For the production of sake, they use the very middle of the rice, called shimpaku. The less protein it contains, the better the sake. First, the outer part of the rice grain is ground away, and the amount left will define the fineness of the drink. If 50 per cent is ground away, the sake will be categorised as Daiginjyo, if 40 per cent, it is Ginjyo, and if 30 per cent, it is called Honjyozo.

Sake can be subdivided into different categories, such as Genshu, 19 degrees strong sake undiluted with water, Namazake known for a fresh and light taste because it has not been pasteurised and Nigori which has unfermented rice solids left floating inside. Added alcohol makes Honjyozo lighter and drier with a more prominent sak?flavour.

After grinding and steaming, koji mould is spread over a small portion of the rice. This makes koji, which is then added to some steamed rice to make the 'yeast starter'.

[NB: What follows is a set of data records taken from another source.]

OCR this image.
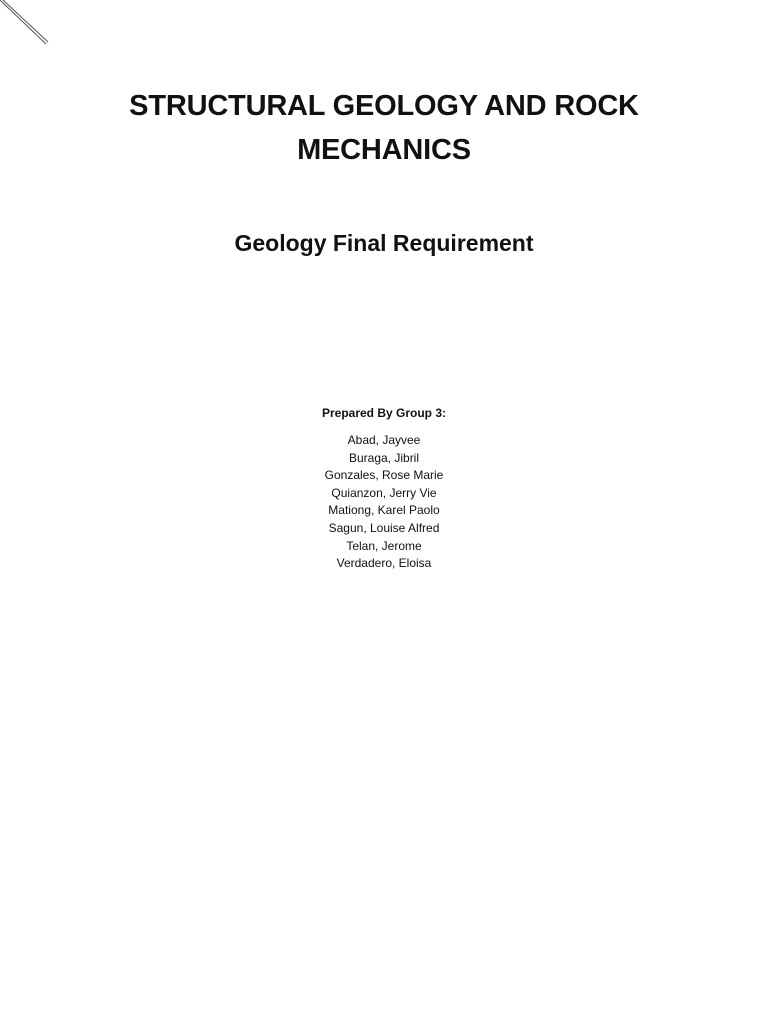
STRUCTURAL GEOLOGY AND ROCK MECHANICS
Geology Final Requirement

Prepared By Group 3:

Abad, Jayvee
Buraga, Jibril
Gonzales, Rose Marie
Quianzon, Jerry Vie
Mationg, Karel Paolo
Sagun, Louise Alfred
Telan, Jerome
Verdadero, Eloisa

Gradually, water and more rice are added, with the resulting mash fermenting for 30 days. While koji turns the starch into sugar, the yeast turns the sugar into alcohol. What follows is pressing the sake from the mash, pasteurisation, ageing for four to five months in below-zero temperatures, filtering, bottling and delivery to customers.

Critical to the process are the water, which should have minimal iron in it as that slows fermentation, and the temperature. That should reach below zero by the time the product is ready for ageing, since low temperatures slow fermentation and create a milder taste. This explains why most breweries are in the mountains, though some have started to use temperature-controlled facilities.

Unlike wine, sake cannot be kept long. Even if a bottle is unopened, it is best to refrigerate it at under 5 degrees Celsius and, in any case, to consume it within one year.

The production of sake by traditional means takes place from October to March and the end of that period marks the high season for promotional activities. In Hong Kong, for example, City'super organises a promotion and sak?tasting, with Japanese brewers attending, and the Marriott hotel holds a special tasting event.

Sake can be enjoyed much like wine and, indeed, is categorised into sweet, dry, light and full-bodied types. Some are drunk cooled or warmed but should never be too cold or hot, since that diminishes the flavour.

Daiginjyo should always be served cooled as its taste is delicate, while Ginjyo can be served at 'sunlight warm', which is less warm than body temperature.

Aromatic sake, with a fruity or flowery flavour, is excellent as an aperitif, while the 'refreshing' type goes with sushi or sashimi. Both are always consumed cold. Middle to full-bodied sake with a rich flavour, can accompany meat, cheese or pasta and can be drunk warm. Sweet sake is good with desserts or dried fruit.